Digital print has been promising broad transformation in corrugated for a long time. Significant progress has been made, but digital print today still only represents and addresses a small subset of corrugated print needs. New approaches are needed to broaden the reach and value of digitally printed corrugated packaging.
Digital print transformation in the corrugated industry has been a promise waiting to happen for many, many years. Part of the reason for the delay could be the industry has been perceived as having one monolithic set of needs and digital print has been promoted as one generic solution to fit all of those needs. However, all corrugated needs and digital print solutions are not the same.
A press release from Drupa states, the reality is much more nuanced. Indeed, there has been some progress in several use cases and sub-markets including high quality graphics, samples, mock-ups, displays, short-run, large format, double-sided print, and supply chain efficiency including turn-around time, but there are still a few other use cases like personalization and variable data that haven’t yielded transformation. Regardless, digital print still only addresses a fraction of the overall market for printed corrugated packaging. For this to change, we must ask ‘why’ and eventually address the many gaps that exist today with the overall solution set.
As suggested, the various digital print capabilities are nuanced. Digital print solutions generally do not adequately address all substrate, board combinations, and form factors. Special requirements of the printed product like ink holdout, color, overprint varnish, coefficient of friction, durability, and gluability all play a part in what can or cannot be done by any given digital print solution. Specific press limitations might mean something can be done in limited quantities or certain situations but cannot be done at scale and remain cost effective.
Digital print was and still is supposed to simplify, streamline, and accelerate the overall graphics, print process, and product development for the corrugated industry. Digital print in corrugated has been most successful in areas in need of disruption including samples, mock-ups, displays, and ultra short runs. However, to get at the bulk of the market, digital needs to contend with what analog printing does well day-in and day-out.
It has been incrementally fine-tuned to provide the quality, productivity, reliability, equipment life expectancy, and cost structure that the market recognizes today. Different production workflows have evolved to meet various product requirements with different levels of efficiency. Digital print must do something better or different to provide more value than analog.
Finally, digital printing must consider the macro trends and what the needs of tomorrow will be. These macro trend requirements include fast turnaround, short run lengths – for many different reasons – supply chain efficiency, eCommerce, lightweighting, sustainability, and automation that could make digital solutions more compelling in the future.
The predominant issue with digital print is the production costs for a given run length compared to the analog alternative. For digital to win more broadly, it must look beyond just consumables cost and look at reducing overall value chain costs including running costs, maintenance, capital, useful life, and any other steps or parts that can be streamlined.

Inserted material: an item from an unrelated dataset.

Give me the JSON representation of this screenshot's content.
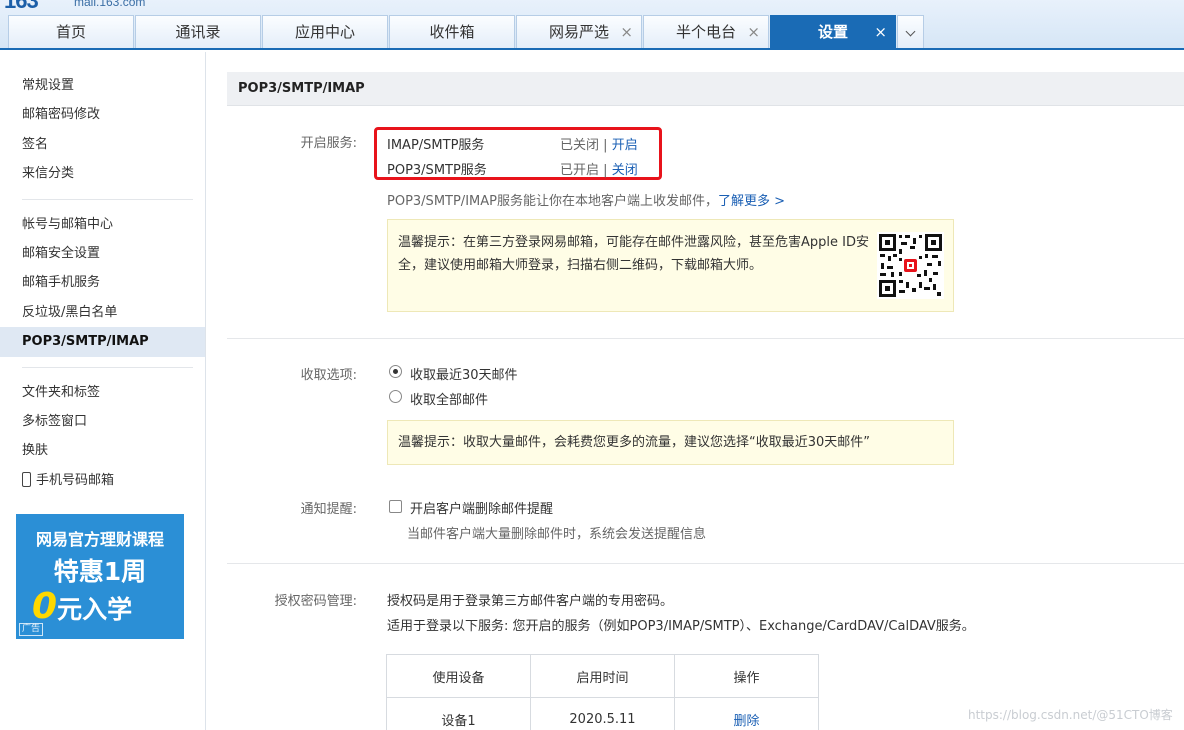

Digital print, in general, has a big problem with amortization of the overall solutions supporting capital and infrastructure required. Certainly, for parts of the market already identified, digital print can work and add value. However, to get at the larger volume of work, digital must either add new value and/or improve cost structure to compete with optimized analog processes.
It is encouraging to see there is a next generation of solutions being developed that will hopefully help make some of the necessary improvements to expand the segments of the market where digital can add value. With these solutions, they are addressing the broader value chain, reducing steps, and improving overall economics rather than just addressing print.